Patrice Miller, EQB: “When you do gait analysis and things like that (at juvenile auctions), you can compare horses that have been on Polytrack versus horses that have been on dirt, so we have a little better feel for what the ‘Poly’ indicates. We’re a little more comfortable with the ‘Poly’ now. We weren’t at first; it took a while. It took some data organization. What the ‘Poly’ does is increase the stance time a certain amount. That’s the amount of time the foot spends on the track, and undertstanding the interrelationship of that and how it changes from ‘Poly’ to dirt is a big advantage. It’s not how fast the horse goes; it’s how the horse goes fast, especially on ‘Poly.’ ”

Nick de Meric, Florida horseman: “Nice horses tend to step up on most surfaces. But sometimes those bigger, scopier types of horses handle it (a synthetic surface) better than they used to handle dirt at an early age. We can show those horses better on synthetics (when offering them at sales of 2-year-olds in training).”

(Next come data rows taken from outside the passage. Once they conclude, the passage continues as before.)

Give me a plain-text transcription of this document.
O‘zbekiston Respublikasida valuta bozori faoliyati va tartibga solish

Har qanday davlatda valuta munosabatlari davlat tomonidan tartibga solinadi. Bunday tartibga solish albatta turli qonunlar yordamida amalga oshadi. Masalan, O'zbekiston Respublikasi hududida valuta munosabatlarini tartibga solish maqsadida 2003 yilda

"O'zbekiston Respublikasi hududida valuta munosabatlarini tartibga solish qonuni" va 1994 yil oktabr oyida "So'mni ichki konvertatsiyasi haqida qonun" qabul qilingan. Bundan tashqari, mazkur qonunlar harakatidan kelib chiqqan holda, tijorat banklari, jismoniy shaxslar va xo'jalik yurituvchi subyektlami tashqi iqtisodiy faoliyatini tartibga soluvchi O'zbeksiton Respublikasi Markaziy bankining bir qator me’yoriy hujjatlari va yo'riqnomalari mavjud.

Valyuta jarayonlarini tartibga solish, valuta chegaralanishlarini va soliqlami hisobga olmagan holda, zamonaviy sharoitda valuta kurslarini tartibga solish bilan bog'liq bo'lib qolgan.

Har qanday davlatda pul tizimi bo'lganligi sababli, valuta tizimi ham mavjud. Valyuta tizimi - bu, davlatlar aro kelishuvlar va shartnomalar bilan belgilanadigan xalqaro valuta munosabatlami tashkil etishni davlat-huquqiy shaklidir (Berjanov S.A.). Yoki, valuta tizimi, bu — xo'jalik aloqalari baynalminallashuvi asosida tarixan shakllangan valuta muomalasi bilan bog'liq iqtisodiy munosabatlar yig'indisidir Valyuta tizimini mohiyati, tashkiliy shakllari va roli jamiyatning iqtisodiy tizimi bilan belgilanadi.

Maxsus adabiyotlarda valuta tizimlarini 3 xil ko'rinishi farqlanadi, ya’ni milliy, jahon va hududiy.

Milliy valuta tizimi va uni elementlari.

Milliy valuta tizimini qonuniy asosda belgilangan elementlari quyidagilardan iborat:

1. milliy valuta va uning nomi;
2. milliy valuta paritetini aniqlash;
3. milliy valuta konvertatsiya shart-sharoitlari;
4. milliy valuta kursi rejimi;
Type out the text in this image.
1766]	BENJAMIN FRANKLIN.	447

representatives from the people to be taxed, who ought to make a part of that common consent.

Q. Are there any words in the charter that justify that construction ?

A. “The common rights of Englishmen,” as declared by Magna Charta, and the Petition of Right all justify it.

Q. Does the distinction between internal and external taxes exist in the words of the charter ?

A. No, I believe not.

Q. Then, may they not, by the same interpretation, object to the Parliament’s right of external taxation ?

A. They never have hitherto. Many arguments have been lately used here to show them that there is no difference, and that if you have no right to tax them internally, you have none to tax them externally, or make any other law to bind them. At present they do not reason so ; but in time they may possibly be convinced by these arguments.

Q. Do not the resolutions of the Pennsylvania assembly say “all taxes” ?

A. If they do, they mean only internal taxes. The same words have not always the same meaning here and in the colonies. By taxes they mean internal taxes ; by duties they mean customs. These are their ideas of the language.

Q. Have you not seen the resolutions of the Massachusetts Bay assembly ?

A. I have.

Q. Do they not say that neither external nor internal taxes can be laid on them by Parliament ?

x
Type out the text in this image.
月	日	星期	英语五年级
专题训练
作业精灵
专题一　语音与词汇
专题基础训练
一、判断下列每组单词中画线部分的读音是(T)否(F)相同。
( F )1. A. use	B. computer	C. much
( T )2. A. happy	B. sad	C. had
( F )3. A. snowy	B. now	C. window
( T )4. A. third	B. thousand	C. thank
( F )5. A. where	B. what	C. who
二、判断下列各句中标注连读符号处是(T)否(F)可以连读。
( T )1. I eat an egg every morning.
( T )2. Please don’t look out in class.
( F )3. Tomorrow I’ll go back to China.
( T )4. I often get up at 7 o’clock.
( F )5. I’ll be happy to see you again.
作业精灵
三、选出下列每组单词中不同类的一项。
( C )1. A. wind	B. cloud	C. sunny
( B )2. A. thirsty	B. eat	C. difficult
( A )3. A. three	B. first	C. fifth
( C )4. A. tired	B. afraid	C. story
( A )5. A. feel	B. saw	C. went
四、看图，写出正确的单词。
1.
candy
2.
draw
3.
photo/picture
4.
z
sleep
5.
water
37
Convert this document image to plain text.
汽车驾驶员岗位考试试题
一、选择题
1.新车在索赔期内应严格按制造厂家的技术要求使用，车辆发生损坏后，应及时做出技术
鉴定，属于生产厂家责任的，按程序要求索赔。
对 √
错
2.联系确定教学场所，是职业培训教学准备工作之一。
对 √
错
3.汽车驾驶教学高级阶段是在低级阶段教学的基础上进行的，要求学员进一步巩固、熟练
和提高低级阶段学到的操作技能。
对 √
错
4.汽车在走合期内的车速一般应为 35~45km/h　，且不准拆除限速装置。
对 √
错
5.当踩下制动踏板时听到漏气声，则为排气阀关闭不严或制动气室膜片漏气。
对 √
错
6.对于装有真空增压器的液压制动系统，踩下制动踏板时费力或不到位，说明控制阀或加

Headley Bell, Mill Ridge Farm and Nicoma Bloodstock: “In the big picture, it (the issue with synthetic tracks) is a rather minor point. You still have to have the horse (physically). You still have to have the pedigree. You’ve got to have the value. So many other things outweigh that paticular ingredient as far as I’m concerned (in selecting horses at sales).”

Eddie Woods, Florida yearling-to-juvenile pinhooker: “I’m trying to buy a nice horse and then we pick where we need to go with him. It’s all about the good horse. Even though some people appear to hate synthetic tracks, horses are handling them and doing well over them. We’ve had certain horses that wouldn’t have been able to handle the dirt that have moved well on a synthetic track and it’s worked out in our favor.”

Mark Casse, a trainer who is based at Woodbine in Canada: “There are some horses that prefer it (a synthetic track) over others. You’re more likely to buy a horse that does have some grass tendencies (in its pedigree). But if trained over a synthetic surface, most horses will adapt to it. There are very few that don’t like it. And there are some things (physically) that a horse can get away with a little more. On a synthetic surface, we’re getting about a quarter of the knee chips and ankle chips that we used to get on a dirt track.”

Niall Brennan, Florida-based yearling-to-juvenile pinhooker: “I don’t know if it has changed the way we buy horses. I don’t think when you’re buying a yearling you’re thinking, ‘Oh, this horse might like a synthetic track.’ But if you really liked a horse and it looked like it had a turf pedigree, it might give you more encouragement to buy that horse when, in the past, you might have stayed away from it.”

Alex Solis II, California bloodstock agent: “One thing I try not to buy is a heavy-bodied horse. They don’t really float over a track as much as a lighter horse. They have more power and they dig in and push off, and on a synthetic track, that doesn’t seem to help them as much. It’s harder for them for some reason, and we worry about soft tissue injuries.”

Dean De Renzo, Florida-based yearling -to-juvenile pinhooker: “We’ve bought horses identical to the way we bought them when we had to only sell them on a dirt track, hoping they would perform on a synthetic track as well.”